20. Les dispositions de l'article L. 761-1 du code de justice administrative🏛 font obstacle à ce qu'une somme soit mise à ce titre à la charge de l'Etat qui n'est pas, dans la présente instance, la partie perdante.

D E C I D E :

--------------

Article 1er : L'arrêt de la cour administrative d'appel de Marseille du 17 mars 2022 est annulé en tant qu'après avoir annulé le jugement du tribunal administratif de Nice du 26 juin 2015, il prononce la restitution du prélèvement acquitté par la SCI Faucon en application de l'article

244 bis A du code général des impôts.

Article 2 : La demande présentée par la SCI Faucon devant le tribunal administratif de Nice ainsi que ses conclusions présentées au titre de l'article L. 761-1 du code de justice administrative sont rejetées.

Article 3 : La somme de 2 304 487 euros est remise à la charge de la SCI Faucon en application de l'article 244 bis A du code général des impôts.

Article 4 : La présente décision sera notifiée au ministre de l'économie, des finances et de la souveraineté industrielle et numérique et à la SCI Faucon.

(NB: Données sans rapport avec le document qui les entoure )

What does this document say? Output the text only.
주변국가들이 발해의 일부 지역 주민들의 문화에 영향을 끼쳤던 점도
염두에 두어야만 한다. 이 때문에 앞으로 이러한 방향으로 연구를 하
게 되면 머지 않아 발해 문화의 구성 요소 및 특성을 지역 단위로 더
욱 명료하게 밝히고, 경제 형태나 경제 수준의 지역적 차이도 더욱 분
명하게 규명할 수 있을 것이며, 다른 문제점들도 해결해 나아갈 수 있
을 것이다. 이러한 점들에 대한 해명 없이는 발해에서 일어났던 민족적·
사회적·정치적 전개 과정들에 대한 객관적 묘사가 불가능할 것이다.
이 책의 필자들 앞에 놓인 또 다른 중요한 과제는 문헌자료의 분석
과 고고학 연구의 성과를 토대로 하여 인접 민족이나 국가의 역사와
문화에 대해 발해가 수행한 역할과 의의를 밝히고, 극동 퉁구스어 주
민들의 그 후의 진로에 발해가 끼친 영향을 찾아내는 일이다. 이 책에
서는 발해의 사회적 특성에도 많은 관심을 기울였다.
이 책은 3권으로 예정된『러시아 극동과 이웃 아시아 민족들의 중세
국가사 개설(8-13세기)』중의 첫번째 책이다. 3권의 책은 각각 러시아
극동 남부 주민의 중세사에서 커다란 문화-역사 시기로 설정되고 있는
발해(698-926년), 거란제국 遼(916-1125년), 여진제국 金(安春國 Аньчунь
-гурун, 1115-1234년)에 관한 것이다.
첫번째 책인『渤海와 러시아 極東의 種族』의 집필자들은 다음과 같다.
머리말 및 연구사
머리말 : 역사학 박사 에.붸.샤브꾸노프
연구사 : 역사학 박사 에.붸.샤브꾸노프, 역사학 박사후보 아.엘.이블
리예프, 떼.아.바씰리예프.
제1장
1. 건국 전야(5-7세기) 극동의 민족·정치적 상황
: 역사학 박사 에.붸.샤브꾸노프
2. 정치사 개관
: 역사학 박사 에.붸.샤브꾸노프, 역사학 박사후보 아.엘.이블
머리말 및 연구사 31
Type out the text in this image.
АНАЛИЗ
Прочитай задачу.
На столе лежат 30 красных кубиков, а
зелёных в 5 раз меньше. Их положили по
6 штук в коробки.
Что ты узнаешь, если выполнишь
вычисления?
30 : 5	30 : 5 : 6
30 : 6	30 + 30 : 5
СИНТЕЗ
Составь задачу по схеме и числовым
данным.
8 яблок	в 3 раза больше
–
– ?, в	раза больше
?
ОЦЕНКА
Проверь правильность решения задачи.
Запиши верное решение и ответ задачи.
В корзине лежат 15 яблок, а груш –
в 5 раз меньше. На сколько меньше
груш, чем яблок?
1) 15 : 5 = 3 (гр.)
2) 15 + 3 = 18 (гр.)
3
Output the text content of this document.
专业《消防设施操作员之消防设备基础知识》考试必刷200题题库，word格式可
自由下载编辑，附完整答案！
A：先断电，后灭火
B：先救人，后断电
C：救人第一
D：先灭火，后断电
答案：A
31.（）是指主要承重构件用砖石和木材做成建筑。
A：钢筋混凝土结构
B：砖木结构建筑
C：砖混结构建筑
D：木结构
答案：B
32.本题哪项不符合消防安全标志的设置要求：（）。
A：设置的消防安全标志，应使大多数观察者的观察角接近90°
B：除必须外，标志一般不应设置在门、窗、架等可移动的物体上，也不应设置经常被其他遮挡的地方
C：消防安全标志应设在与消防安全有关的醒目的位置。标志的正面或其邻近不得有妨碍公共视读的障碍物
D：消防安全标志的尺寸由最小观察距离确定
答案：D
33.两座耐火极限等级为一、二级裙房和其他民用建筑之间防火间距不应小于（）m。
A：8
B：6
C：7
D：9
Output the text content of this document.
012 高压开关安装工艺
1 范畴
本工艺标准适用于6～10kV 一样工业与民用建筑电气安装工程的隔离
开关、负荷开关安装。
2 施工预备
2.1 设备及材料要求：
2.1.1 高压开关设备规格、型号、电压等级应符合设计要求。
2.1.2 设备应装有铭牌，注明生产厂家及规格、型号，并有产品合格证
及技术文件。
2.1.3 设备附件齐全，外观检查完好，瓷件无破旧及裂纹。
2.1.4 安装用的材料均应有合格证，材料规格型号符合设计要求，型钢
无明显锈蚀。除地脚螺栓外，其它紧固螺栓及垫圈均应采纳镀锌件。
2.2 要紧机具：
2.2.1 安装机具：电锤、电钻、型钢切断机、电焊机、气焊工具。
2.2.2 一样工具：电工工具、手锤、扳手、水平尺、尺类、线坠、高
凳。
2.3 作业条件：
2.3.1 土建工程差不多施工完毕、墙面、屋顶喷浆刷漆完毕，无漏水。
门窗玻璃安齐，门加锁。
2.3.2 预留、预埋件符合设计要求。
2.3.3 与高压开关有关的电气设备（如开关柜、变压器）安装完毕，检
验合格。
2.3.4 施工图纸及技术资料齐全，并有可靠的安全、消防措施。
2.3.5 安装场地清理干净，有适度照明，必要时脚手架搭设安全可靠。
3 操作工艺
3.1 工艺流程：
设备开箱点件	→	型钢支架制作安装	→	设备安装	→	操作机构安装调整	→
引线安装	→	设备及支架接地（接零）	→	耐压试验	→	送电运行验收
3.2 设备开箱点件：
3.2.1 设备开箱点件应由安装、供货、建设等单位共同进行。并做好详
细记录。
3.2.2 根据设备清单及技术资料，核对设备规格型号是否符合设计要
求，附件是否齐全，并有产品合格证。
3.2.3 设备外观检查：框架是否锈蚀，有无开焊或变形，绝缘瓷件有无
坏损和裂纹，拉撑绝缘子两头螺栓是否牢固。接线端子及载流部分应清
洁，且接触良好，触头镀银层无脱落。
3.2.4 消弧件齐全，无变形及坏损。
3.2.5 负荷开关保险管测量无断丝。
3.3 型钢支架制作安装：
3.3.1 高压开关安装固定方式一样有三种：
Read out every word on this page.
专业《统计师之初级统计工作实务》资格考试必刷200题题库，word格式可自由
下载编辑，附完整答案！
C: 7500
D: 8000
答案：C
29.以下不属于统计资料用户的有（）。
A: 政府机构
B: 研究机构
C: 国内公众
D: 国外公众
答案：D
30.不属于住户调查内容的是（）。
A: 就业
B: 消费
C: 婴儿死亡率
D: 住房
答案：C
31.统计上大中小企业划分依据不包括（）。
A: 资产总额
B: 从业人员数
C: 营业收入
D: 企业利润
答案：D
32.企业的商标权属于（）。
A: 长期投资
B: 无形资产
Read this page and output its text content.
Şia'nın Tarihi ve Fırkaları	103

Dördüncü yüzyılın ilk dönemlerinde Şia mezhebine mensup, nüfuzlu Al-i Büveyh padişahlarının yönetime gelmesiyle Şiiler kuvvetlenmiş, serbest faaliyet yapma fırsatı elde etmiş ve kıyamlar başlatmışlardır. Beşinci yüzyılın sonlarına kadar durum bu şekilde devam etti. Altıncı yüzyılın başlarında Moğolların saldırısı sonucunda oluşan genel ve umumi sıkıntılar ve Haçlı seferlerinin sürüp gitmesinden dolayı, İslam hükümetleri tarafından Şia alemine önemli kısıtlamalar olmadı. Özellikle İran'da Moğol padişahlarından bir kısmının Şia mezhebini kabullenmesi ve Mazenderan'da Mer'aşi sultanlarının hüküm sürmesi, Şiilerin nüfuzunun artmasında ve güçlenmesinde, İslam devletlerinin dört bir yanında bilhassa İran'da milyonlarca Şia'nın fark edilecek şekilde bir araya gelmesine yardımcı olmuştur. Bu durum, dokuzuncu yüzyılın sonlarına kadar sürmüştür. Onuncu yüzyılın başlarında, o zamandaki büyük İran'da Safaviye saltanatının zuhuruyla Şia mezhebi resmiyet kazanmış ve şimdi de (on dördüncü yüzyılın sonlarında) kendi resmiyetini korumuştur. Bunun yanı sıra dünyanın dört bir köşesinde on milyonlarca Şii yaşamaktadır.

Délibéré à l'issue de la séance du 24 mai 2023 où siégeaient :

M. Christophe Chantepy, président de la section du contentieux, présidant ; M. Bertrand Dacosta, Mme Anne Egerszegi, présidents de chambre ; Mme Nathalie Escaut, M. Vincent Daumas, M. Nicolas Polge, M. Alexandre Lallet, M. Didier Ribes, conseillers d'Etat et M. Vincent Mazauric, conseiller d'Etat-rapporteur.

Rendu le 20 juin 2023.

Le président :

Signé : M. Christophe Chantepy

Le rapporteur :

Signé : M. Vincent Mazauric

La secrétaire :

Signé : Mme Fehmida Ghulam

La République mande et ordonne au ministre de l'économie, des finances et de la souveraineté industrielle et numérique en ce qui le concerne ou à tous commissaires de justice à ce requis en ce qui concerne les voies de droit commun contre les parties privées, de pourvoir à l'exécution de la présente décision.